YANBU that is so sad

Good on you for saying something - I wouldn't have been able to stop myself either!

Poor baby, there are so many people out there desperate to have a baby too

MrsSeanBean · 21/12/2008 11:31

Lotster, that's so
It break my heart to think of all the poor kiddies who are never shown any love or comfort. I don't know why / how people can be so hard. When my ds has a tuumble hurts himself I feel his pain and usually end up crting more then he does!

Jenbottleofeggnog · 21/12/2008 12:36

I remember often being upset seeing things like this when I worked in a supermarket.

Poor babies.

nellynaemates · 21/12/2008 12:40

Not seen it with small babies but with young kids of 3 or 4 I've seen a mum continually walk away from him saying "fuck off" "I don't want you" etc. etc. and recently another mum in a shopping centre saying to her young daughter "well I don't want you any more" etc.

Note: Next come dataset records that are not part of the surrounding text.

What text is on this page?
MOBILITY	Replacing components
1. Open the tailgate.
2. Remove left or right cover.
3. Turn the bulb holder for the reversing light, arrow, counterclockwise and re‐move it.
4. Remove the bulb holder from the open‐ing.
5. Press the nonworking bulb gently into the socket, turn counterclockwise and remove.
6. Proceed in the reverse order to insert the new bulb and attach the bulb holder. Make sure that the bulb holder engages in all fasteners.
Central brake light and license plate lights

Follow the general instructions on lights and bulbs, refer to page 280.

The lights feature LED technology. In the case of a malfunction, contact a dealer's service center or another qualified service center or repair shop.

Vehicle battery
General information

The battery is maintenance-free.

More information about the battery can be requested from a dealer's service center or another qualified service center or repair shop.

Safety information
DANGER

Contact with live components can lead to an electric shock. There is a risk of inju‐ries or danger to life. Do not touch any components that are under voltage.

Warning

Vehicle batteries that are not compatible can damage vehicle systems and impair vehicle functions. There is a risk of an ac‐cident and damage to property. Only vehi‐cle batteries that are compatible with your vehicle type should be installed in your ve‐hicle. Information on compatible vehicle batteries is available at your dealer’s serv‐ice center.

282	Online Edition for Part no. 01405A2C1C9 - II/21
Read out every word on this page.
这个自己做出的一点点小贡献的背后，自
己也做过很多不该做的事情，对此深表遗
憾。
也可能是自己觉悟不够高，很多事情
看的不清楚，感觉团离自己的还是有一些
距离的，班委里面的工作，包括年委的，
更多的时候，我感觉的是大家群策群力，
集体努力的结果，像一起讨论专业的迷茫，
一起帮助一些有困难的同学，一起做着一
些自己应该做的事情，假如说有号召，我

I know it's very very difficult with demanding kids but surely kids shouldn't hear stuff like that, they always look so sad. (I have to say that on both occasions the child wasn't being particularly naughty, maybe just a bit wearing by repeating same thing over and over etc.)

Well done for saying something, there's always a chance that despite her defensive attitude it might make her think about the way she deals with her baby.

sb6699 · 21/12/2008 12:56

Well done Mama for actually saying something. If we would all do this it might make some parents re-think the way they treat their dc's.